Beyond the specific issue of treatment effect misspecification over time investigated in this study, our findings also point to broader concerns regarding model misspecification. Stabilisation may amplify bias if the underlying model is misspecified, not only in terms of how the treatment effect evolves over time but also in relation to other covariates included in the weighting model. This highlights the importance of careful model specification and evaluations of underlying assumptions when implementing IPCW so that stabilisation is applied with enhanced precision without compromising validity. Given these risks, sensitivity analyses can be helpful in assessing the robustness of results under different model specifications, particularly in cases where there is uncertainty about the correct functional form of covariates or their interactions with treatment effects.

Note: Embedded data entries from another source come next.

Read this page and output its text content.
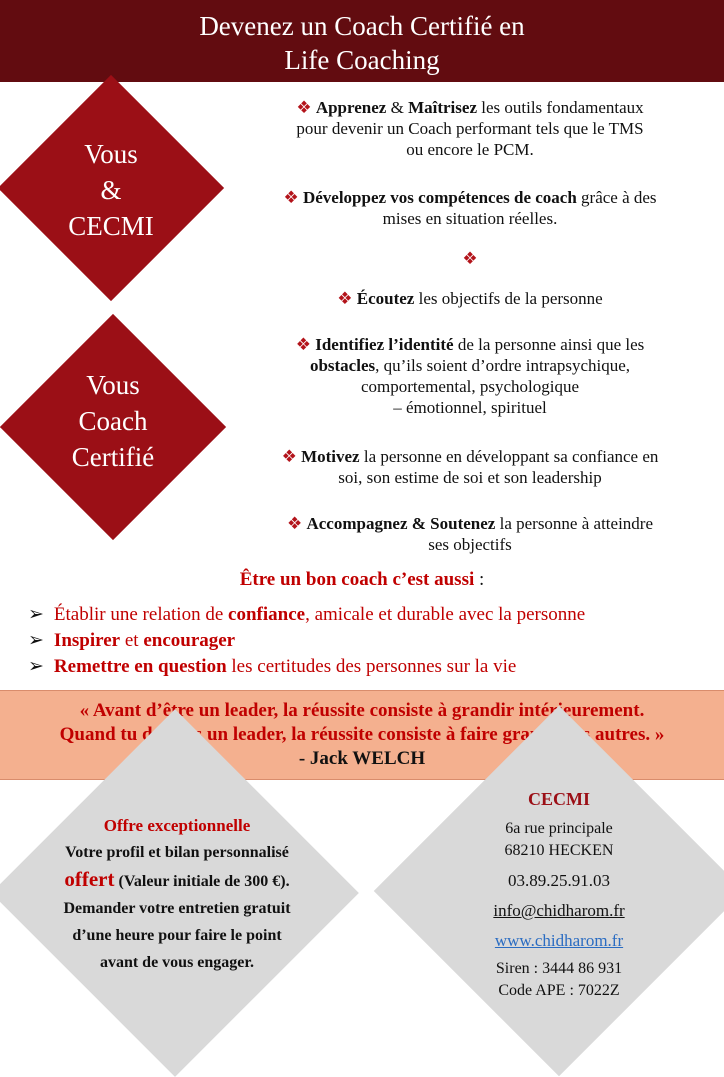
Devenez un Coach Certifié en
Life Coaching
Vous
&
CECMI
Vous
Coach
Certifié
❖ Apprenez & Maîtrisez les outils fondamentaux
pour devenir un Coach performant tels que le TMS
ou encore le PCM.
❖ Développez vos compétences de coach grâce à des
mises en situation réelles.
❖
❖ Écoutez les objectifs de la personne
❖ Identifiez l’identité de la personne ainsi que les
obstacles, qu’ils soient d’ordre intrapsychique,
comportemental, psychologique
– émotionnel, spirituel
❖ Motivez la personne en développant sa confiance en
soi, son estime de soi et son leadership
❖ Accompagnez & Soutenez la personne à atteindre
ses objectifs
Être un bon coach c’est aussi :
➢ Établir une relation de confiance, amicale et durable avec la personne
➢ Inspirer et encourager
➢ Remettre en question les certitudes des personnes sur la vie
« Avant d’être un leader, la réussite consiste à grandir intérieurement.
Quand tu deviens un leader, la réussite consiste à faire grandir les autres. »
- Jack WELCH
Offre exceptionnelle
Votre profil et bilan personnalisé
offert (Valeur initiale de 300 €).
Demander votre entretien gratuit
d’une heure pour faire le point
avant de vous engager.
CECMI
6a rue principale
68210 HECKEN
03.89.25.91.03
info@chidharom.fr
www.chidharom.fr
Siren : 3444 86 931
Code APE : 7022Z
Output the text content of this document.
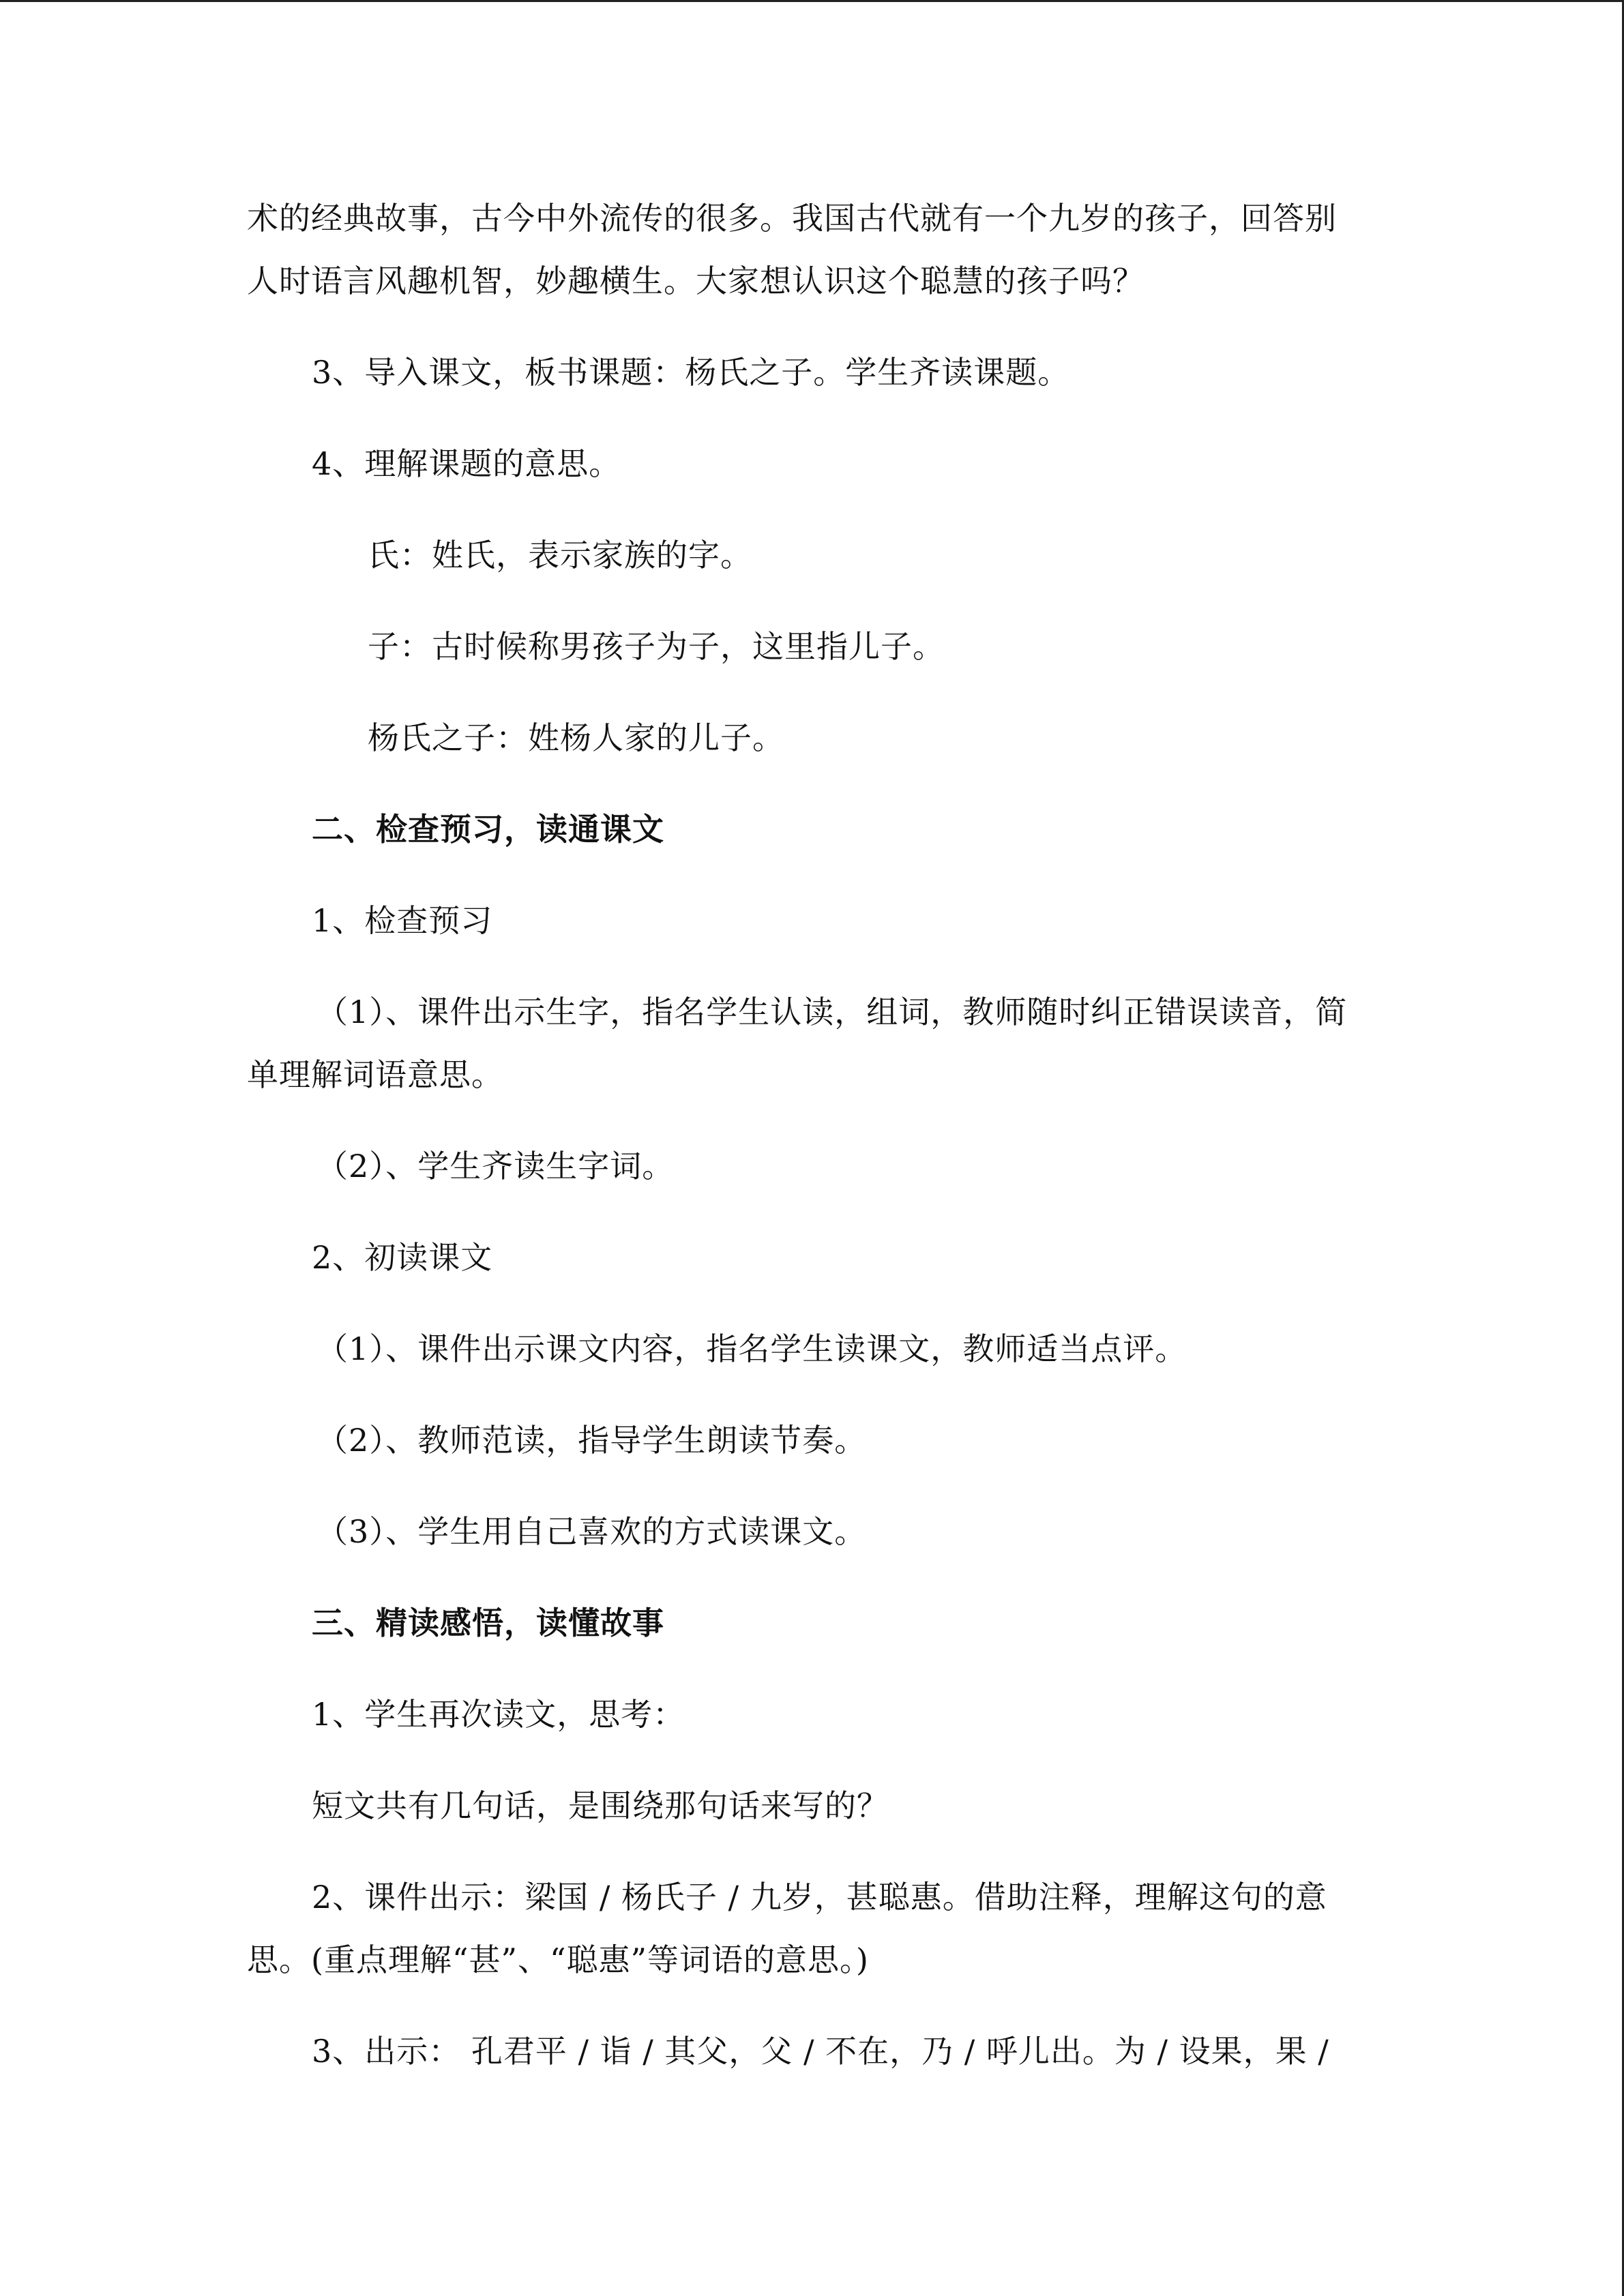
术的经典故事，古今中外流传的很多。我国古代就有一个九岁的孩子，回答别
人时语言风趣机智，妙趣横生。大家想认识这个聪慧的孩子吗？
3、导入课文，板书课题：杨氏之子。学生齐读课题。
4、理解课题的意思。
氏：姓氏，表示家族的字。
子：古时候称男孩子为子，这里指儿子。
杨氏之子：姓杨人家的儿子。
二、检查预习，读通课文
1、检查预习
（1）、课件出示生字，指名学生认读，组词，教师随时纠正错误读音，简
单理解词语意思。
（2）、学生齐读生字词。
2、初读课文
（1）、课件出示课文内容，指名学生读课文，教师适当点评。
（2）、教师范读，指导学生朗读节奏。
（3）、学生用自己喜欢的方式读课文。
三、精读感悟，读懂故事
1、学生再次读文，思考：
短文共有几句话，是围绕那句话来写的？
2、课件出示：梁国 / 杨氏子 / 九岁，甚聪惠。借助注释，理解这句的意
思。(重点理解“甚”、“聪惠”等词语的意思。)
3、出示： 孔君平 / 诣 / 其父，父 / 不在，乃 / 呼儿出。为 / 设果，果 /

We acknowledge several limitations of this study and suggest directions for future research. First, the simulation study explored a limited range of scenarios, such as a modest overall treatment effect, a small magnitude of the time-varying treatment effect, and a strong indirect treatment effect mediated by baseline covariates. We believe these settings are realistic and likely to occur in practice, and the simulation results demonstrated clear properties and trends as the investigated factors were varied. Therefore, we expect the basic conclusions that are obtained in this simulation to remain unchanged for a broader range of situations. Second, this study assumes no selection bias by loss to follow-up. To address selection bias from loss to follow-up, general missing data methods can be applied before implementing IPCW. Treating loss to follow-up as another type of event, similar to censoring by ICEs, is expected to yield comparable conclusions. If weighting is also used to address censoring by loss to follow-up, stabilised weights are also recommended. The outcome model can then be applied after estimating probabilities for both ICEs and loss to follow-up. However, we have to note that loss to follow-up increases the risk of violating the positivity assumption, potentially leading to greater bias and reduced efficiency. Lastly, this study explores only one type of model misspecification: incorrectly assuming treatment effect over time is constant. There are other forms of incorrect specification of the outcome model that we have not covered. In terms of the baseline covariates, all implementations we explored correctly specified the terms concerning the covariates. The outcome model can be mis-specified such that the treatment effect varies with baseline covariates (e.g. age or baseline prognostic factors). Further studies can investigate cases where there is treatment effect heterogeneity (e.g. treatment interacts with a covariate). In such cases, the weights we obtained by the weighting model are specifically proportional to the covariate-specific information. When we ignore the interaction term in the outcome model, the estimates obtained are in fact a weighted average of the treatment effect in a subgroup of the total population with specific covariate values. We anticipate reaching a similar conclusion in that scenario, where stabilising by baseline covariates introduces extra bias.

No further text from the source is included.